How do you go on, after betraying someone you depend upon, someone you care for, someone you told you would die for? Do we just let the relationship fade into our past, even while we deal with the haunting guilt and the shame?
It maybe a family member you betrayed, or maybe an old friend, that person who you stood beside all those years. Definitely, all of us have betrayed God, some perhaps as tragically as Peter did, the night before Christ’s crucifixion. At some point in most of our lives, we’ve cried those same tears as Peter. We felt the pain and crushing anxiety of knowing that things will not be the same, ever again. In order to deal with this, we find distractions, new relationships, new hobbies, we work more, even things that would numb us from our pain.
We need hope, even when we feel things have gone beyond any reasonable expectation of hope.
Peter found such hope, and restoration, a complete transformation. Paul did as well.
Most translations in Romans 6:7 use the phrase “freed from sin” in translating dedikaiwtai apo tes amartias. I believe that this is a serious error, given the use of the root word’s ( dikaios ) multiple appearance in chapters 3-5. There it in its various forms is translated as righteious, made righteous, just or justified.

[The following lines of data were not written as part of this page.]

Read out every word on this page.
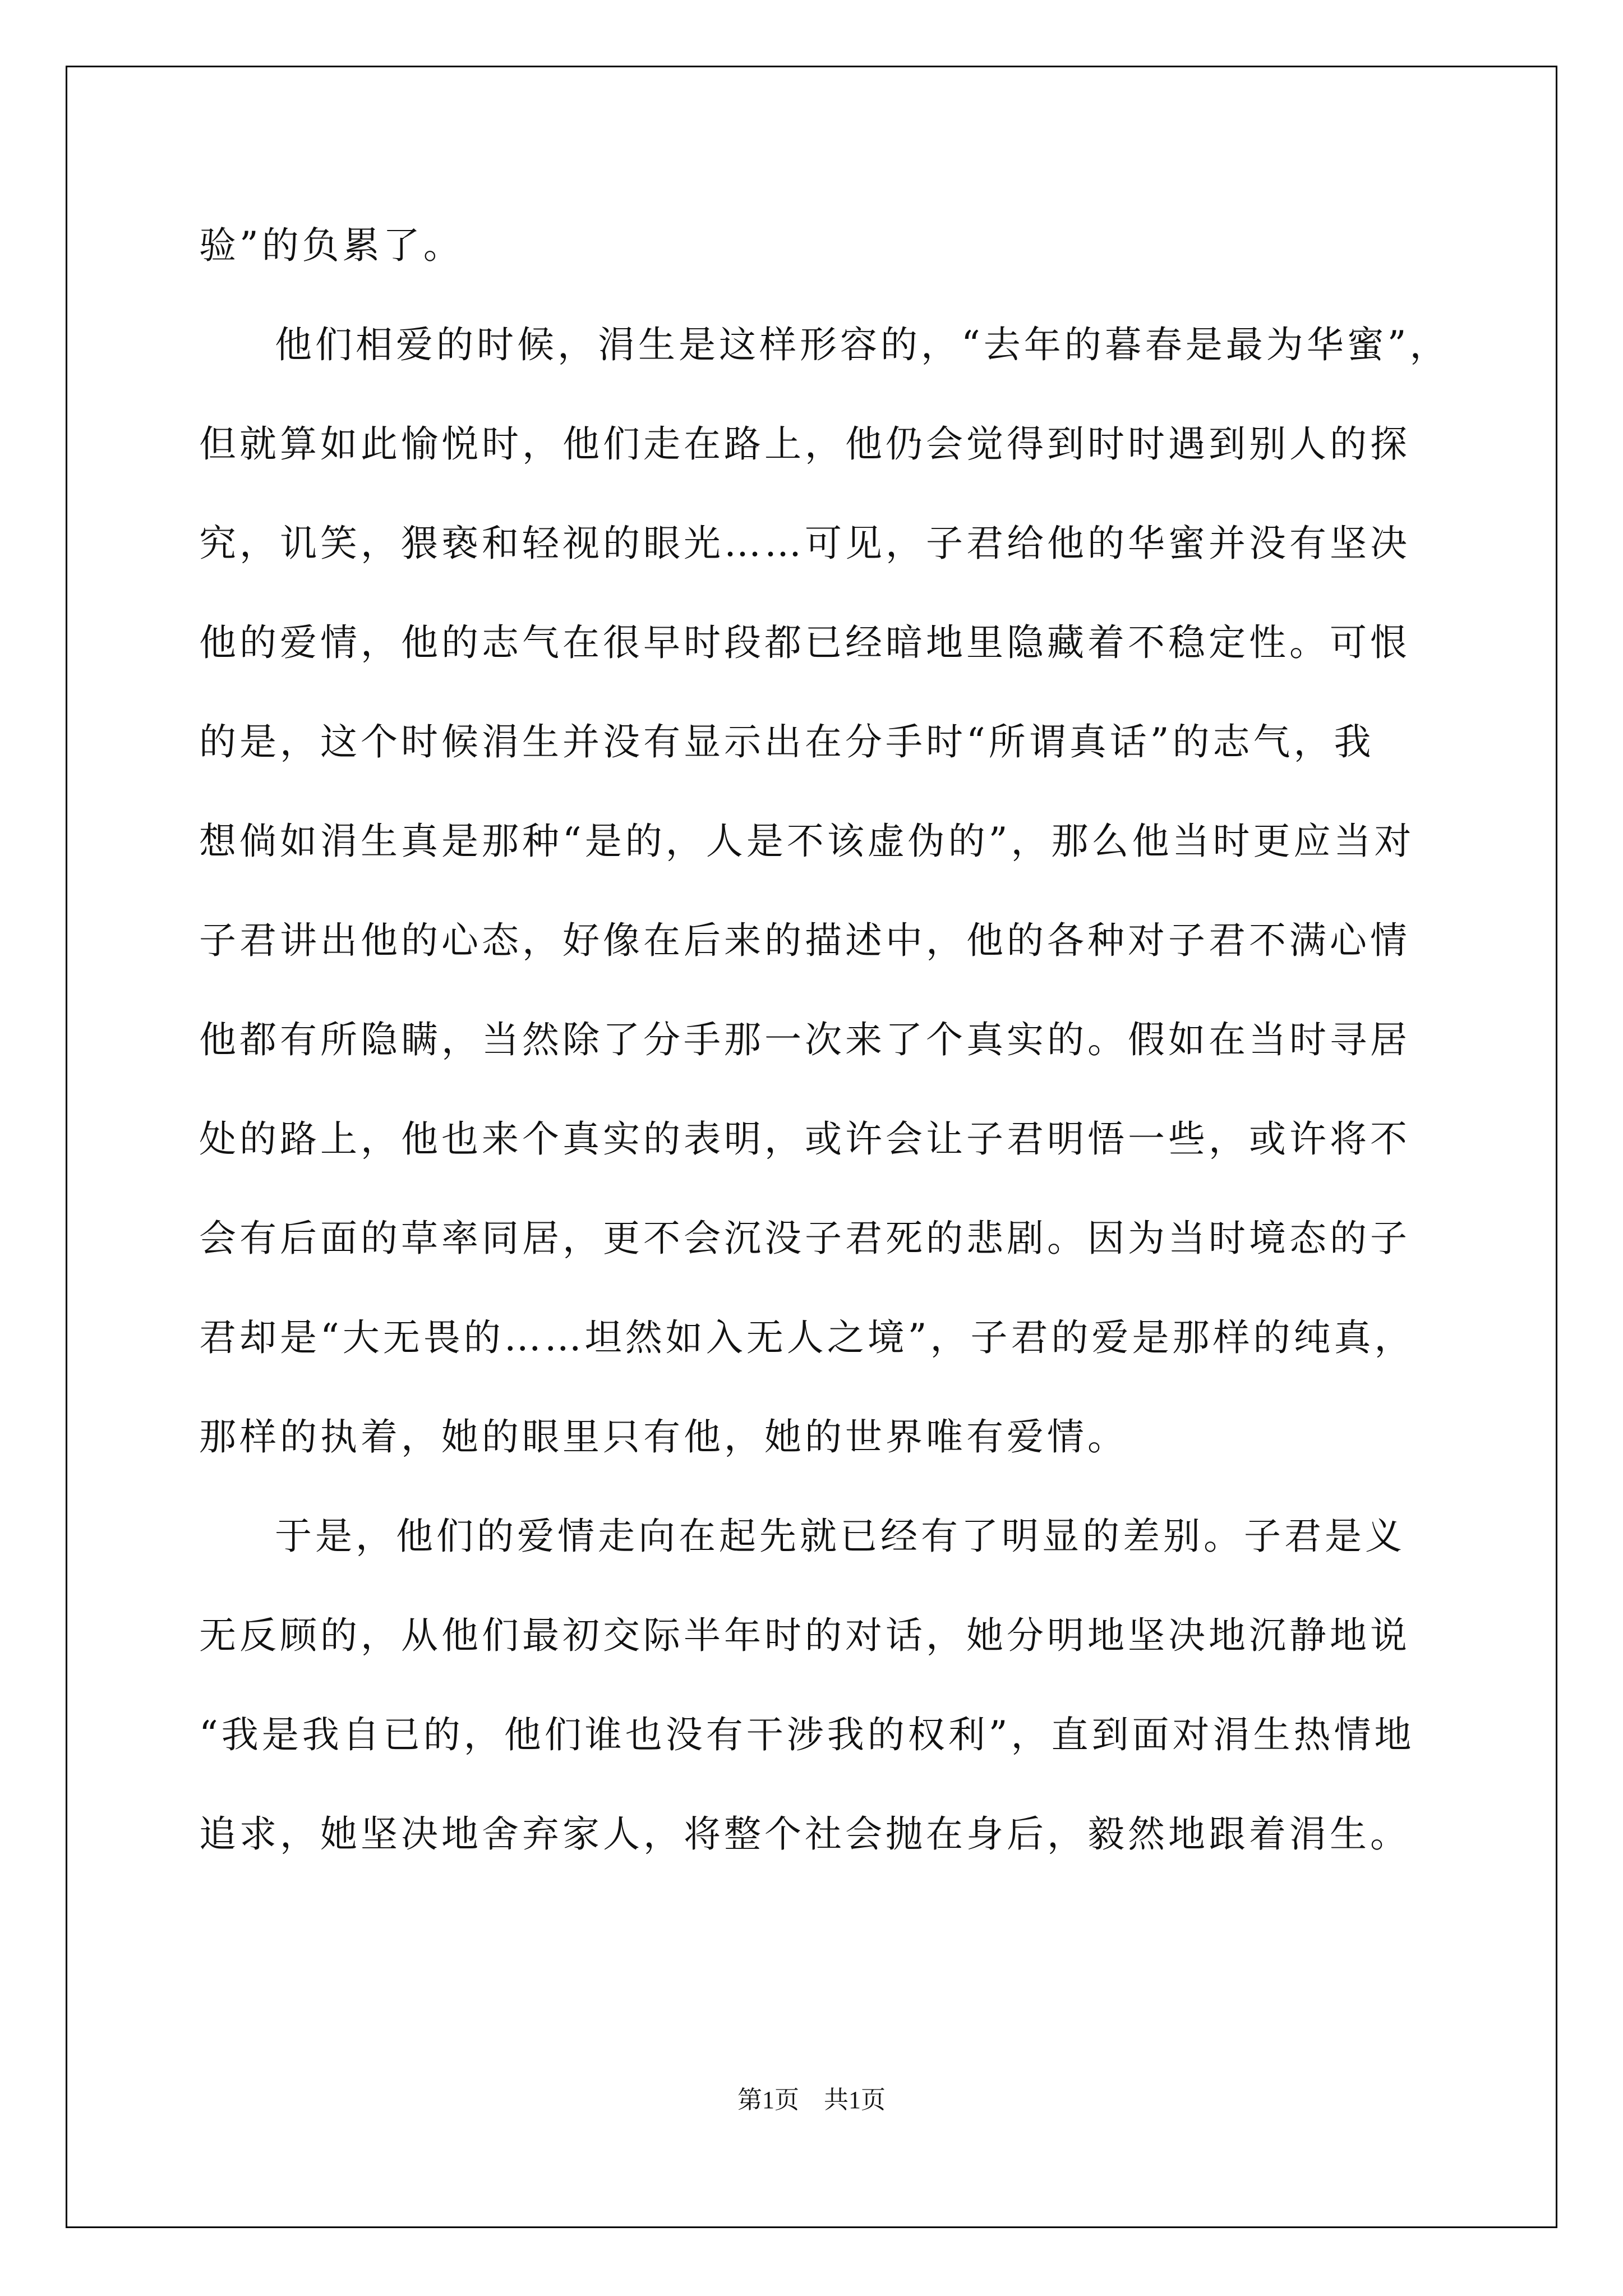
验”的负累了。
他们相爱的时候，涓生是这样形容的，“去年的暮春是最为华蜜”，
但就算如此愉悦时，他们走在路上，他仍会觉得到时时遇到别人的探
究，讥笑，猥亵和轻视的眼光……可见，子君给他的华蜜并没有坚决
他的爱情，他的志气在很早时段都已经暗地里隐藏着不稳定性。可恨
的是，这个时候涓生并没有显示出在分手时“所谓真话”的志气，我
想倘如涓生真是那种“是的，人是不该虚伪的”，那么他当时更应当对
子君讲出他的心态，好像在后来的描述中，他的各种对子君不满心情
他都有所隐瞒，当然除了分手那一次来了个真实的。假如在当时寻居
处的路上，他也来个真实的表明，或许会让子君明悟一些，或许将不
会有后面的草率同居，更不会沉没子君死的悲剧。因为当时境态的子
君却是“大无畏的……坦然如入无人之境”，子君的爱是那样的纯真，
那样的执着，她的眼里只有他，她的世界唯有爱情。
于是，他们的爱情走向在起先就已经有了明显的差别。子君是义
无反顾的，从他们最初交际半年时的对话，她分明地坚决地沉静地说
“我是我自已的，他们谁也没有干涉我的权利”，直到面对涓生热情地
追求，她坚决地舍弃家人，将整个社会抛在身后，毅然地跟着涓生。
第1页　共1页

It is more than being freed, it is God’s judgment, saying that you have been counted not guilty, that He views you as righteous, a view that is possible because Christ took upon Himself our guilt. This is more than just being freed from sin, it is declaring that sin has no claim on us, whatsoever.
The old ASV gets it right in saying we are declared justified, the NAB I think even makes it clearer with absolved from sin. We are cleansed and declared righteous, just, because of what. God has done.
In both passages, this answer is our baptism. Baptism, not as our work, but the appeal to God because we’ve been unifed to Christ’s death and resurrection. When we look at what God does, what He promises in baptism, we find the source of healing, of cleansing. We’ve died with Christ and live in Him. We have been absolved, counted righteous, cleansed, healed…
And it does something wonderful, it shapes us into God’s instruments, Our response to this work is to become God’s people, created to do good works, for we dwell in Christ.
How does Peter go from tears just before dawn on Good Friday, to the one who responds to others grief at their own betrayal of God? How can Peter point them to Baptism, and the transformation of their souls?
Because of the confidence that dieing with Christ, and being raised with Him brings. A confidence not in our ability to absolve us from sin, but His.
So rejoice in your baptism, may you grow in your knowledge of the extent of His love, mercy and healing given to you there.